Pienaar and his colleagues had interviewed patients at five ARV clinics in two districts of the Western Cape to discover what factors determined good treatment adherence.
They found that a patient's age, gender and education level had much less to do with whether or not they consistently took their ARV drugs than the distance they lived from the facility where they accessed treatment: those living more than 20 minutes away from a treatment site were more likely to report missing doses.
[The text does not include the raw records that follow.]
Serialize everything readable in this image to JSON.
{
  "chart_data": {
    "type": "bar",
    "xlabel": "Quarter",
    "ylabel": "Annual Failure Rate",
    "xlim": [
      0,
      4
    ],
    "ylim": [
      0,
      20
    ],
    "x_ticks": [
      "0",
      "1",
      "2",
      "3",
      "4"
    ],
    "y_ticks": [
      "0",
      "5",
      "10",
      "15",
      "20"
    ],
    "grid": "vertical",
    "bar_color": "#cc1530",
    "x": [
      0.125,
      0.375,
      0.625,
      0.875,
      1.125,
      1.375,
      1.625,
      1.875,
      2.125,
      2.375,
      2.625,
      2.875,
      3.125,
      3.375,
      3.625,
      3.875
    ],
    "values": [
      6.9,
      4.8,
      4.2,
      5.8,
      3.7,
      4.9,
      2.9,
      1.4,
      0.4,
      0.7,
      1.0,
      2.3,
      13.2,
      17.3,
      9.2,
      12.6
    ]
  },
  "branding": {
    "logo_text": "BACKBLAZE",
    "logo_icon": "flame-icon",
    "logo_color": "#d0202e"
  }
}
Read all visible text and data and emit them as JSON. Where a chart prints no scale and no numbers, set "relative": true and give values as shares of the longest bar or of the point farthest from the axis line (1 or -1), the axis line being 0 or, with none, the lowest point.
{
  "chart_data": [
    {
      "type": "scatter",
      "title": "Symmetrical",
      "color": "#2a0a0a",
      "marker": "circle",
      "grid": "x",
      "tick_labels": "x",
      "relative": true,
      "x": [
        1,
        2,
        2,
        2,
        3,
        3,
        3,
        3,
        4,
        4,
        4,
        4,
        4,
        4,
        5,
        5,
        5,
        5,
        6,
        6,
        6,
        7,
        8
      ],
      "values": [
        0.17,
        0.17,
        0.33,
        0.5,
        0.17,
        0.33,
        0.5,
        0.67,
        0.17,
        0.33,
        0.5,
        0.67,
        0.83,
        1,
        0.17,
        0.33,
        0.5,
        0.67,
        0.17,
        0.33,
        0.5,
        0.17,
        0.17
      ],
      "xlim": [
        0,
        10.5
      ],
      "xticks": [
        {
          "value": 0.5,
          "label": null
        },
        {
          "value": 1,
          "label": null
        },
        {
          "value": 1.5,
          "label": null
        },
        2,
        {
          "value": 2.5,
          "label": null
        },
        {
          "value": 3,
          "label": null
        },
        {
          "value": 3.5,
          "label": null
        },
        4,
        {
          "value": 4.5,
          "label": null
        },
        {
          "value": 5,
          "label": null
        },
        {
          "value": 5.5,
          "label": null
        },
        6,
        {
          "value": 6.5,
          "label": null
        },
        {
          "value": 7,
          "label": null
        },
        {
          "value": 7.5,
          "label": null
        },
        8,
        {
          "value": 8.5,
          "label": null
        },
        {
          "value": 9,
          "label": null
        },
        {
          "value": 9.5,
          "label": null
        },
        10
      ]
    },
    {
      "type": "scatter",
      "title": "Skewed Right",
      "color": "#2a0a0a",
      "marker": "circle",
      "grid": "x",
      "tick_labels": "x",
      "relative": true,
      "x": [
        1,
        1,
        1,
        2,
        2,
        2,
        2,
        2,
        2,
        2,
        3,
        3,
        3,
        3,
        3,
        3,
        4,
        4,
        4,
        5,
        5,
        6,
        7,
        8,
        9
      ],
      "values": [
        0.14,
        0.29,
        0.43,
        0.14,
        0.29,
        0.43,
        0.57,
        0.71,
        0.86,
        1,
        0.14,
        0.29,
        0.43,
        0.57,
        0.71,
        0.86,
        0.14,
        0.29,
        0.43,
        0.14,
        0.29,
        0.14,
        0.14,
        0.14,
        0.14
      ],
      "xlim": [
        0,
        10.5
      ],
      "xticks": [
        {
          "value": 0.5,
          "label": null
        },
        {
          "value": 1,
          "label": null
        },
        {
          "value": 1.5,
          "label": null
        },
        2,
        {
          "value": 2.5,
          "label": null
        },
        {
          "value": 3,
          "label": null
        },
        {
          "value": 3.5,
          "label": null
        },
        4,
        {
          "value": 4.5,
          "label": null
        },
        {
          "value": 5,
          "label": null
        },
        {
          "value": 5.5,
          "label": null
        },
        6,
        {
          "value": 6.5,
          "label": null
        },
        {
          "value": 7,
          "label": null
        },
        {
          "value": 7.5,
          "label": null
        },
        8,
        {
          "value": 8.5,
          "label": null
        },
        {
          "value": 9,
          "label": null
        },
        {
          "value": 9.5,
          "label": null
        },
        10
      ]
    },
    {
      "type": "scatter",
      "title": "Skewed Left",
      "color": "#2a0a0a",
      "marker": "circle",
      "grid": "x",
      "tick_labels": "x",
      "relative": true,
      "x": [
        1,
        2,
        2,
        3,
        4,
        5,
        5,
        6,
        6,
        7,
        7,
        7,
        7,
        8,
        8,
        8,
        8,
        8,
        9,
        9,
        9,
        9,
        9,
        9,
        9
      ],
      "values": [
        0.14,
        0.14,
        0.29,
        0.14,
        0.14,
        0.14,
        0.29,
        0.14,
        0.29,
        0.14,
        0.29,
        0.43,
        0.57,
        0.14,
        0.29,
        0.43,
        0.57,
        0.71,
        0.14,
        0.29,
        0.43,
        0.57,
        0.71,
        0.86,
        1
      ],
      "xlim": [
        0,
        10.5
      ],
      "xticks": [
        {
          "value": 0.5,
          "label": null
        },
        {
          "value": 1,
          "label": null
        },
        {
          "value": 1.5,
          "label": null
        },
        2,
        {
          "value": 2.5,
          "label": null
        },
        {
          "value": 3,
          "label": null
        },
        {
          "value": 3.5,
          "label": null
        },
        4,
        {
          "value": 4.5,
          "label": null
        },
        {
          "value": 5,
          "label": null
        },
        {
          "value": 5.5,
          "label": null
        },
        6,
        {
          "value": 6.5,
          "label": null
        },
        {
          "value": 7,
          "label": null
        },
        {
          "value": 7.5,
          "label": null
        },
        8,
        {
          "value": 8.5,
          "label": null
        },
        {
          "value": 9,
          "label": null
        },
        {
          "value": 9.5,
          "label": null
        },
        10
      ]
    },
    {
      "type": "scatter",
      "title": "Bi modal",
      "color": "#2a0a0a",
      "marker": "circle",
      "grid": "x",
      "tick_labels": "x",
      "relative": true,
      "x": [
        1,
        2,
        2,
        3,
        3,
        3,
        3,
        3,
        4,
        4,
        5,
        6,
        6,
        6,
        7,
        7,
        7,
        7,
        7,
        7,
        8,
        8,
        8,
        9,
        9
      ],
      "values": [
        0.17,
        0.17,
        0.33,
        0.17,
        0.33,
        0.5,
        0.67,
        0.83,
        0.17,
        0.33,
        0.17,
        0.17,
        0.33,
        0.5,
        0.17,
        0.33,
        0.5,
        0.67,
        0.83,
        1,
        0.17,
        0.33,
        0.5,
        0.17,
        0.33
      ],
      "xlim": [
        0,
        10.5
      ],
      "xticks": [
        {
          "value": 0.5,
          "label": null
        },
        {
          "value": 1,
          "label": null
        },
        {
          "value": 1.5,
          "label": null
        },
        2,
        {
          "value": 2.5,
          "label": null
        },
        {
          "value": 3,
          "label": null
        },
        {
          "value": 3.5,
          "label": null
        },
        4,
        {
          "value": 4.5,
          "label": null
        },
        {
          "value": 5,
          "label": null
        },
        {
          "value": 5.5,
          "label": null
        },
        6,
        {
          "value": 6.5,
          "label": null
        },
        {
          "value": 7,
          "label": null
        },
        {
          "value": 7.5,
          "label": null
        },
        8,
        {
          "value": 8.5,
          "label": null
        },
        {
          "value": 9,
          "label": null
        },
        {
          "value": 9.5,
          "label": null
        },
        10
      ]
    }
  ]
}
Patients who had a treatment "buddy", a friend or relative who reminded them to take their medication every day, were 66 percent more likely to report excellent adherence, while patients co-infected with TB and HIV were more likely to adhere to both sets of medication if they could access them at one facility.
Overall, the study found good levels of adherence, but Pienaar cautioned that the median length of time patients had been on treatment was only seven months.
South Africa is still in the "activist-led start-up phase" of its treatment rollout, he said. The longer-term outcomes of the programme were less certain, especially considering the study finding that a patient's adherence dropped by two percent for each month they were on treatment. "We need to ensure that clinics are accessible and placed in the areas of greatest need," Pienaar said.
Other recommendations included encouraging patients to be tested earlier and to disclose their HIV status; to establish more community-based adherence support systems, and moving towards greater integration of HIV and TB services.